In response to my East Huron Radiothon post of 2007, a (probably former) reader commented:
As a personal friend, and former patient of Dr. (mentioned in article), I need to comment!
Our healthcare is NOT free, but our taxes allow us wonderful healthcare, and an above-average level of access to all kinds of medical tests etc. What we need, we get. It's easy to stand in the U.S. and throw stones, but around here (Southern Ontario) we decide how many kids to have by deciding how many kids we WANT to have, rather than by how many our insurance (or lack thereof) will pay for! We take our kids to the doctor when they NEED to go, not when we have enough money to pay a co-pay!
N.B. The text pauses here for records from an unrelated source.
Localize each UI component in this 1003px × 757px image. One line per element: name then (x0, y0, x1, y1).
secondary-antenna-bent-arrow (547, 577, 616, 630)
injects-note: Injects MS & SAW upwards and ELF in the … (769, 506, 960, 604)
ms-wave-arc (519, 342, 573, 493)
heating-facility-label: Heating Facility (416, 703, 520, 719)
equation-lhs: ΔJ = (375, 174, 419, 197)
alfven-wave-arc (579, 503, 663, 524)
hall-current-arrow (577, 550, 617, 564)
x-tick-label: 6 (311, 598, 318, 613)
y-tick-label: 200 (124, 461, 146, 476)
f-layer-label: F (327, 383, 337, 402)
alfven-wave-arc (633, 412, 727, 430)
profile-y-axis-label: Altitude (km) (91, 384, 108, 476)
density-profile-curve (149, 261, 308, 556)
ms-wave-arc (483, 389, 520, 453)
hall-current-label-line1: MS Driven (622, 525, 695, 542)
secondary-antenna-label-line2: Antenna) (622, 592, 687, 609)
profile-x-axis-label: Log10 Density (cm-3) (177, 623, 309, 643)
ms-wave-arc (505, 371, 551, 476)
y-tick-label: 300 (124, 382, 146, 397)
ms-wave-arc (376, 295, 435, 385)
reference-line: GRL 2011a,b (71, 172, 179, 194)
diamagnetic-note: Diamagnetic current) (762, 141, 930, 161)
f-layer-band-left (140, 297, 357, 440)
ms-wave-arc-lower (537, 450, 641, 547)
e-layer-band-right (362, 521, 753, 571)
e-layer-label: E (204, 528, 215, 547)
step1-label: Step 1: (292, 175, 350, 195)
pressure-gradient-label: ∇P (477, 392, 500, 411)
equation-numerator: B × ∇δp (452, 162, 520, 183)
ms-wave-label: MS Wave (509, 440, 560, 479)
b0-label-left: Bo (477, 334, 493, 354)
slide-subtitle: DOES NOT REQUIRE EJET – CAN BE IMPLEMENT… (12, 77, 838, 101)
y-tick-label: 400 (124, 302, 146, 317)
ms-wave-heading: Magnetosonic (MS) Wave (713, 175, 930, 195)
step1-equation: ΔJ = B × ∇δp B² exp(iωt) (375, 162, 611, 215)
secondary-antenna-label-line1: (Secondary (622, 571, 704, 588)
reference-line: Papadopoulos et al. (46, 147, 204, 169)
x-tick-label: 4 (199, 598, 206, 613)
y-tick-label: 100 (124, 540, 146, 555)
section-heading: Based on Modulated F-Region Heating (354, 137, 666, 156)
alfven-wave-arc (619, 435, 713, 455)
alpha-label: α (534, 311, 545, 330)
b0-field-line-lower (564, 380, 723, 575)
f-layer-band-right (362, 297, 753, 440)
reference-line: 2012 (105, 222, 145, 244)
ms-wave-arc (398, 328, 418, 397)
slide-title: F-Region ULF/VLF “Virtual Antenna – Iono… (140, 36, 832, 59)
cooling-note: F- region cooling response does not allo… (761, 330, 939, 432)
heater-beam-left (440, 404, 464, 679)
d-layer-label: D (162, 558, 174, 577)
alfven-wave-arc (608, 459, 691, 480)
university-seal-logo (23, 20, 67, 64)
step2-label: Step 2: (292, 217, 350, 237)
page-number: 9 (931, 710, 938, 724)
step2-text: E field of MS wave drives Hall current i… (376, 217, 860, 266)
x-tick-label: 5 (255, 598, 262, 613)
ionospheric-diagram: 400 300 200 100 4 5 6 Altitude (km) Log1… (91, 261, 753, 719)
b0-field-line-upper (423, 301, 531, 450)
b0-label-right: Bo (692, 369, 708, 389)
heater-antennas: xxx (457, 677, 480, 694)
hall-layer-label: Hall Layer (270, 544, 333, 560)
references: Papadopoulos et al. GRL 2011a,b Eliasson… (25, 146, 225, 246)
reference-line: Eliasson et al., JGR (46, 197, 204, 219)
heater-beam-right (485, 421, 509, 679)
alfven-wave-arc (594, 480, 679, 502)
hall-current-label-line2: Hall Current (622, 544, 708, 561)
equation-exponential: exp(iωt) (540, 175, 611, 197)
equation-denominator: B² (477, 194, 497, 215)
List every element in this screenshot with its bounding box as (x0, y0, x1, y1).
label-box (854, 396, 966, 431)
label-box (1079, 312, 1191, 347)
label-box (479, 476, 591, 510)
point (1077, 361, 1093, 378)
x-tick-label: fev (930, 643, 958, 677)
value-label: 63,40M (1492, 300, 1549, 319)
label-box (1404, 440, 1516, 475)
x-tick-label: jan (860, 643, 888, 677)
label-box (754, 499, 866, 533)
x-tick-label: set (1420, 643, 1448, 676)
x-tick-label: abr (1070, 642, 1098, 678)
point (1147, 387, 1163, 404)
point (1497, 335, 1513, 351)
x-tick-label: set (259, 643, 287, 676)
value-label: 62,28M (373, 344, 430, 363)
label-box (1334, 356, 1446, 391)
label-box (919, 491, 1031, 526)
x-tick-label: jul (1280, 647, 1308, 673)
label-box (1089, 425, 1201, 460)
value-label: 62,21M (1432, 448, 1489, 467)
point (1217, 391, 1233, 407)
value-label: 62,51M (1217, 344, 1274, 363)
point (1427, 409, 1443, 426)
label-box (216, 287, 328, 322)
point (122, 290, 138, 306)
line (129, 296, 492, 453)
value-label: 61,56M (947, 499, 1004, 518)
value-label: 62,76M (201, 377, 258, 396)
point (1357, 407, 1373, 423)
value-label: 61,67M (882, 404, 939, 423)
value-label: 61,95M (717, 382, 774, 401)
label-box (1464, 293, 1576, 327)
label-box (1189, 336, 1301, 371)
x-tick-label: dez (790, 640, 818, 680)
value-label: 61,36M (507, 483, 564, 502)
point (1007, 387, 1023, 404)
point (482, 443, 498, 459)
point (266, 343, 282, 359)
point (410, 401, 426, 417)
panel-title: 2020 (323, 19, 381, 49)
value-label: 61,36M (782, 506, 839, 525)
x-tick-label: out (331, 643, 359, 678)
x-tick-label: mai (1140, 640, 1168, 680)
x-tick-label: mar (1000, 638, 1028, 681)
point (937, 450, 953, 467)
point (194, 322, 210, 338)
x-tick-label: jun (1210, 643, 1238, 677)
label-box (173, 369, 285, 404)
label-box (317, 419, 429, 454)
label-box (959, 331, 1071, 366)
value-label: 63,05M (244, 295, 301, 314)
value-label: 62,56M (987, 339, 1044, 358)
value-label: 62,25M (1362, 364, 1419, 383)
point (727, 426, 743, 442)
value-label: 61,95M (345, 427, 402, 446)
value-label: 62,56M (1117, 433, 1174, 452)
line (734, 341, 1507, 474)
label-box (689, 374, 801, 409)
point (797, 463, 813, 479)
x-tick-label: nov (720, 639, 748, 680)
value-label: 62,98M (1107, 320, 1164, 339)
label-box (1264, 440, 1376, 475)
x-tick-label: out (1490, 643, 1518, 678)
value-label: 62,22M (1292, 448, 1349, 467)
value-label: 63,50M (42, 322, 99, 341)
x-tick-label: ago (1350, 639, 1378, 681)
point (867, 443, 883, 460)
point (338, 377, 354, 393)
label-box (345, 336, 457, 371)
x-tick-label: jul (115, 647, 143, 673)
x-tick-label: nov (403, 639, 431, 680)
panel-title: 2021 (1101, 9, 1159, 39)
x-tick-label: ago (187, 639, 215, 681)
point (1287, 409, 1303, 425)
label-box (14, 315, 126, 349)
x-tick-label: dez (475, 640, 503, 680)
My son was special-needs...yes, born at Seaforth Hospital. He received first-rate care, with swift and appropriate transport to Children's Hospital. On day 3, I heard a PCCU nurse say of my son "Well, there's a million dollar boy!", meaning his cost of care had already topped the million dollar mark. Had my husband and I NOT lived in Canada, our grandchildren would still be paying off the cost of that hospital stay...let alone the other numerous hospital stays our son had through his life.
We don't have a problem donating for good causes...we're neighbours. That's what good neighbours, and good citizens do.
It's hard to argue with this statement, but read it again. Maybe twice more. "What we need, we get." Sounds a little bit too close to "From Each According to Their Abilities, to Each According to Their Needs". But then maybe I'm biased.
The profit motive has brought an overabundance of expensive CT, MRI, and PET/CT scanners to the United States, with the inherent likelihood of over utilization. Contrast this to the neighbourly situation in Ontario which requires the citizens themselves to raise money for life-saving technology that the government, even using the generously given tax-dollars (CAD) cannot provide. Better to over-utilize, or better that ". . .(p)eople in Ontario are more likely to die simply because they will not have access to what has simply been the standard of care on following up with cancer patients for more than a decade..."? You tell me.
"Free stuff" can have a very high price-tag.